Friday 24th of May 2024

Can Imran Khan make a difference in Pakistan politics?

Syed Fattahul Alim »

While the investigation by the Punjab police into the November 3 incident of firing on Imran Khan during a protest rally of his party in Wazirabad about a hundred kilometres north of Lahore, the former prime minister of Pakistan, the cricket star-turned politician is now trying to bounce back to power. Though still recovering from the gunshot wound in his leg, he has called upon his party workers to continue the protest march into the country’s administrative capital Islamabad to press his demand for unseating the incumbent government of prime minister Shehbaz Sharif and forcing an early election.

There is no question that Mr Khan is hugely popular among the country’s young generation. And that is quite clear from the large crowds of young people swelling the ranks of his so-called ‘long marches’ organised by his party, Pakistan Tehrik-e-Insaf (PTI), since he was ousted in April from power by the opposition in Pakistan parliament through a no-confidence motion against him.
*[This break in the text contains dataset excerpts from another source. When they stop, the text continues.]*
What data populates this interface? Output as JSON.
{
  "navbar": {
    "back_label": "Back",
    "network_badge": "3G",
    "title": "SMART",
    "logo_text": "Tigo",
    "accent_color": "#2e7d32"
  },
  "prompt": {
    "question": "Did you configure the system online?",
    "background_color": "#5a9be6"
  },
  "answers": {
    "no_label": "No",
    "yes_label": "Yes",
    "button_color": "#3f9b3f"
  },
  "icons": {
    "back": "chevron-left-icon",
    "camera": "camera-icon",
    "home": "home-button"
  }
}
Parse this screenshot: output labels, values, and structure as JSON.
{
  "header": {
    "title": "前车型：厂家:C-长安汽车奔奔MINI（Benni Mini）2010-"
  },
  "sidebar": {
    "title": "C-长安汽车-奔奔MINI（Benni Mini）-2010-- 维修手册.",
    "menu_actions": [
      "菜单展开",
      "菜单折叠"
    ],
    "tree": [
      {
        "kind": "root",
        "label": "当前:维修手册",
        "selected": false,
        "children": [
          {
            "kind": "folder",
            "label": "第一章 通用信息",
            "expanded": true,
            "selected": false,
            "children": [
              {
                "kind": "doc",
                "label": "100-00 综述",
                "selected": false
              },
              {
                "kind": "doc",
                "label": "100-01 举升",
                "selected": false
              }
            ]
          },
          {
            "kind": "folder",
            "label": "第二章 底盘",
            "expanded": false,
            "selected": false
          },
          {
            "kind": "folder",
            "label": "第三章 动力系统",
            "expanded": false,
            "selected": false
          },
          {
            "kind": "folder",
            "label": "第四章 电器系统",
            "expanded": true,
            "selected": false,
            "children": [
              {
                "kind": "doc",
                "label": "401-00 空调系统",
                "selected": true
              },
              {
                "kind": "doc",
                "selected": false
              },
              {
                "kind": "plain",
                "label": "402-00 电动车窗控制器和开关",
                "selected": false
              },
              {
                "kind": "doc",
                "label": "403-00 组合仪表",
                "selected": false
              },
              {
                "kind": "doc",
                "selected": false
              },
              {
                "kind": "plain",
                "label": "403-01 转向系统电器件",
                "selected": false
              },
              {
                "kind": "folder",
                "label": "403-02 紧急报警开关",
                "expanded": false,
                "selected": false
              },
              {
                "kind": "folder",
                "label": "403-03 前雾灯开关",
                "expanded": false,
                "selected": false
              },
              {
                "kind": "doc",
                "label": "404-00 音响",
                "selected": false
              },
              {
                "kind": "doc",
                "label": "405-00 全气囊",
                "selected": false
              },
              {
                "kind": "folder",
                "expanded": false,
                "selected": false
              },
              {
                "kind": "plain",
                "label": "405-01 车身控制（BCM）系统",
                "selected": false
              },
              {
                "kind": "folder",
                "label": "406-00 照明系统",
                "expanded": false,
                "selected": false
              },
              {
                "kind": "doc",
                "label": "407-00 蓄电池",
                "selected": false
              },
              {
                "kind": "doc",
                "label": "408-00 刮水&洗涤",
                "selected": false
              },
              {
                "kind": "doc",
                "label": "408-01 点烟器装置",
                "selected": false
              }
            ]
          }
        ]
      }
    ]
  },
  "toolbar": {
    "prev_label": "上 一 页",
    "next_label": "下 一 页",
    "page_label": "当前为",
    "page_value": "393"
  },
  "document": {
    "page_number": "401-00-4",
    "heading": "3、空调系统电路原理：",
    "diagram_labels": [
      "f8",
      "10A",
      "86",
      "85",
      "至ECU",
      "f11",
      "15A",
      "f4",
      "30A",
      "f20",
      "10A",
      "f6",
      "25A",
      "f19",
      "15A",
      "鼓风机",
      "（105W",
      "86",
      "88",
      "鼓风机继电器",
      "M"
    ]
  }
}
But complaining of a foreign plot behind his ouster and blaming the then-opposition and currently the ruling coalition as an accomplice in the plot, he launched a crusade against the ruling elite with a vow to win what he said ‘real freedom’ for his people.
So, does all this have any connection with the gun attack against him? For what the arrested attacker said in his confession about his motive to kill Mr Khan is hardly convincing. And Mr Khan’s blaming the government and people in high position for the assassination attempt has further muddied the issue. The entire incident definitely does not augur well for a country going through an economic crisis comparable to the situation in Sri Lanka before that country went bankrupt. And as if that was not enough, the highly climate-vulnerable nation has been devastated by floods, the worst of its kind within living memory, from heavy downpours which so far claimed more than 1700 lives and caused damage to life and property worth US$40 billion.

Even so, the politicians both in position and opposition of that country have not for a moment shown the willingness to make peace. And the latest incident of armed attack on Mr Khan only evokes the memory of the country’s bloody political past. It may be recalled here the tragedy that struck the nation during a pre-election campaign rally of then-opposition leader, Benazir Bhutto, at Liaquat National Bagh in Rawalpindi. For gunshots followed by the explosion of a suicide bomb killed her and 23 other people at that rally. It would be worthwhile to note at this point that late Benazir Bhutto’s party, Pakistan People’s Party (PPP) is now a coalition partner of the incumbent government in Islamabad. Not unlike other post-colonial nations in South Asia,Pakistan politics is marked bymutual distrust and intolerance. Even India, where parliamentary democracy has taken root since its independence, is not a stranger to such tragedies.

It is said that deep state pulls the strings in Pakistan politics. The elections, it is widely believed, are not free from external influence. The post-election governments, they say, as a result remain beholden to the coteries in the said deep state. And these forces do not allow the elected governments to complete their terms. It is alleged that Mr Khan himself had the blessing of such coteries when he won 2018’s election. But the young generation of Pakistan seems to have placed its trust in Imran Khan. Will he be able to make a difference in Pakistan politics?